Environmental biologist Peter Kevan says shrinking bee populations in North America pose a serious threat to our plants, food chain and economy. He co-authored a U.S. National Research Council report with 14 other researchers that shows U.S. honeybees have declined some 30 per cent in the past 20 years. Other pollinators, including bats and wild bees, are also in jeopardy.

“This is a huge problem because one in every three bites of human food depends on pollinators and, in nature, 75 per cent of all flowering plants depend on pollinators for fertilization,” says Kevan, who has been studying pollinators for more than 30 years. If the pollinators aren’t there, crop yields suffer and prices for affected commodities go up.

The problem in Canada is not as drastic as in the United States, says Kevan. “The Canadian bee community is very proactive in bee breeding and in controlling parasitic mites, which have caused declines in the States.”

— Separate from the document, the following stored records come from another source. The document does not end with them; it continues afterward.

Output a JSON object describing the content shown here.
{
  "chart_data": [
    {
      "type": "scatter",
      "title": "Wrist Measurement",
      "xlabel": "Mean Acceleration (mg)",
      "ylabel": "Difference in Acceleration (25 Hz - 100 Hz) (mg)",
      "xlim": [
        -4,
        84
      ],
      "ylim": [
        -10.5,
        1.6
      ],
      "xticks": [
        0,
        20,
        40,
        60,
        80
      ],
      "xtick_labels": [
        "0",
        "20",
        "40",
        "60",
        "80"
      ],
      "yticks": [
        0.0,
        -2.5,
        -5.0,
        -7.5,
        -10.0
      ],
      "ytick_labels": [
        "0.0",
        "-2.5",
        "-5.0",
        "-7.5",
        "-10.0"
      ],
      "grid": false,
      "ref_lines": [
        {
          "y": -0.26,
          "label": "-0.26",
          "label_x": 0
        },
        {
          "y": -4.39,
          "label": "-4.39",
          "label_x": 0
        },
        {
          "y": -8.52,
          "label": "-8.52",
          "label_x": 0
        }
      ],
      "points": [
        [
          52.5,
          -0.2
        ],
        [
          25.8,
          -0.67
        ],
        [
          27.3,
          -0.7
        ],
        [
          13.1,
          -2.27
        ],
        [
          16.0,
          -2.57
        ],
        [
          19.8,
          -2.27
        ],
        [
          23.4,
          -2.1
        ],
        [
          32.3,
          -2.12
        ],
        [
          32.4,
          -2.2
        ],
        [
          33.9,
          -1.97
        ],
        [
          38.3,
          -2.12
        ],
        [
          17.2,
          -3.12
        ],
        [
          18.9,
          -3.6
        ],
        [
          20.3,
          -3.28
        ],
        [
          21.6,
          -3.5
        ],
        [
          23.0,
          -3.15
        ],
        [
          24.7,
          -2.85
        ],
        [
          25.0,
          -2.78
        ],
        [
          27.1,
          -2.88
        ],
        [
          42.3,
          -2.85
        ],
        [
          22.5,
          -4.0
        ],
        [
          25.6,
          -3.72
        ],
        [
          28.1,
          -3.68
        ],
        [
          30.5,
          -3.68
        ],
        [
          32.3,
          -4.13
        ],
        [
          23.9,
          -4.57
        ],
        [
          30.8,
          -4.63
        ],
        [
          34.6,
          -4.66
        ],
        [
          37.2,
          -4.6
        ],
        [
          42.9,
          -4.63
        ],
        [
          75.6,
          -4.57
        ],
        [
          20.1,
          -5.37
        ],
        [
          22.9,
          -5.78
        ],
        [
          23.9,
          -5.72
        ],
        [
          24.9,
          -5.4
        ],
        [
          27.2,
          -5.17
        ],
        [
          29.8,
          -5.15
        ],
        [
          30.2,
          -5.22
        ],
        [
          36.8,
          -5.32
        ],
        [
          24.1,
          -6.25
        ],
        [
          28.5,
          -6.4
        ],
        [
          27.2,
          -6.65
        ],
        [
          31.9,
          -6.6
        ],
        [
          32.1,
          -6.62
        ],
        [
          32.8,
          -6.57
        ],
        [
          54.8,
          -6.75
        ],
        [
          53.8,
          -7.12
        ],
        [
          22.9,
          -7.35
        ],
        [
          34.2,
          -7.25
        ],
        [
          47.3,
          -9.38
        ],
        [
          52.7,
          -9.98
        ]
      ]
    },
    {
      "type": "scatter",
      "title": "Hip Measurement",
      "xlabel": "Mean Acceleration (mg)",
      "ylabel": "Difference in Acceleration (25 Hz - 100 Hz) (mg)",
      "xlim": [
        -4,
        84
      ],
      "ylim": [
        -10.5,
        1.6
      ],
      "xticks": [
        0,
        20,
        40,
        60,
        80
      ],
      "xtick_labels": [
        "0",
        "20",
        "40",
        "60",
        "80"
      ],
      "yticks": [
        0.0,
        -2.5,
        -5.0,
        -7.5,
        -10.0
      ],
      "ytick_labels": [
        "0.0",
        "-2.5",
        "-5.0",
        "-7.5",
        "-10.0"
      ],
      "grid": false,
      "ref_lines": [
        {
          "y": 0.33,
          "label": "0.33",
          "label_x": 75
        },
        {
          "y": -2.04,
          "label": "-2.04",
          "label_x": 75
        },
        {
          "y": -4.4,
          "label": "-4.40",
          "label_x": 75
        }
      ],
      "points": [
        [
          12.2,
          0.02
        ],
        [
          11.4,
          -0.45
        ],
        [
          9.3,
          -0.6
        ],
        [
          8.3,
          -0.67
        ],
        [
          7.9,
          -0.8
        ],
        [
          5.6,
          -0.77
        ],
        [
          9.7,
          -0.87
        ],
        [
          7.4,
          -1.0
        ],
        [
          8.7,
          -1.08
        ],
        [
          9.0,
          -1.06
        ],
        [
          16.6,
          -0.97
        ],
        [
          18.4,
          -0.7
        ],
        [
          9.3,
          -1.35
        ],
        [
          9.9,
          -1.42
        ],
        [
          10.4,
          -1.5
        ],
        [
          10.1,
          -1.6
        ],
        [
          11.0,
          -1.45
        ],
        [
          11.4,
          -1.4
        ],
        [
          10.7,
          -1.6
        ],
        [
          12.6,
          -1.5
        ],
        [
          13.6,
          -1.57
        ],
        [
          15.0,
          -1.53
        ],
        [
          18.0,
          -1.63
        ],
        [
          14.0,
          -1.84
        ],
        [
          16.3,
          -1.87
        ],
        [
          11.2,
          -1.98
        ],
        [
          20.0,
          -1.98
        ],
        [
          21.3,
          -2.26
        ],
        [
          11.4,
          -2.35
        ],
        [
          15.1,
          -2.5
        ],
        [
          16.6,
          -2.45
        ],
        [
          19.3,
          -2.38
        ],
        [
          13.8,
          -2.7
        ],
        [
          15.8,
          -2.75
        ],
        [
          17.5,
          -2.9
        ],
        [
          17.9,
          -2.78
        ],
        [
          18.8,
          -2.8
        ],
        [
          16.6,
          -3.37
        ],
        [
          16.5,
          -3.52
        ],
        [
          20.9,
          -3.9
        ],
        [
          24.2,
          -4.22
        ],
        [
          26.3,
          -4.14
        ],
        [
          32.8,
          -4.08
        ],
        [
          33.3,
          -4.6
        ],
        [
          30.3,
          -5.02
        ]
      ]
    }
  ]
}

In Canadian forests, restrictions in pesticide use have also improved conditions for pollinators and, in turn, protected the fruit and seeds eaten by wildlife, he says.

Shedding light on math disabilities

Marcia Barnes
Marcia Barnes

New research by psychology professor Marcia Barnes will make it easier to assess and help children who have problems with math.

She has found that, contrary to what was previously believed, visual-spatial skills and math calculation skills are unrelated. She also found that children’s math difficulties stem from only a couple of key problems.

It’s often been thought that math calculation and skills such as putting block puzzles together are somehow related. Barnes and her colleagues tested this theory by looking at children with spina bifida, North America’s most common disabling birth defect. About 40 per cent of children with spina bifida have math disabilities, and a large proportion of them also have difficulties with visual-spatial skills.

“We found no relation between math calculations and visual-spatial skills,” says Barnes.

They did find that, regardless of a child’s type of disability — straight math, reading and math, association with a brain disorder — the problems with math looked very similar.

“This means you can start to be much more strategic in planning assessment and intervention for children with math difficulties,” she says. “The programs that work for kids without brain disorders may be the same programs that will help children with brain injuries improve their math skills.”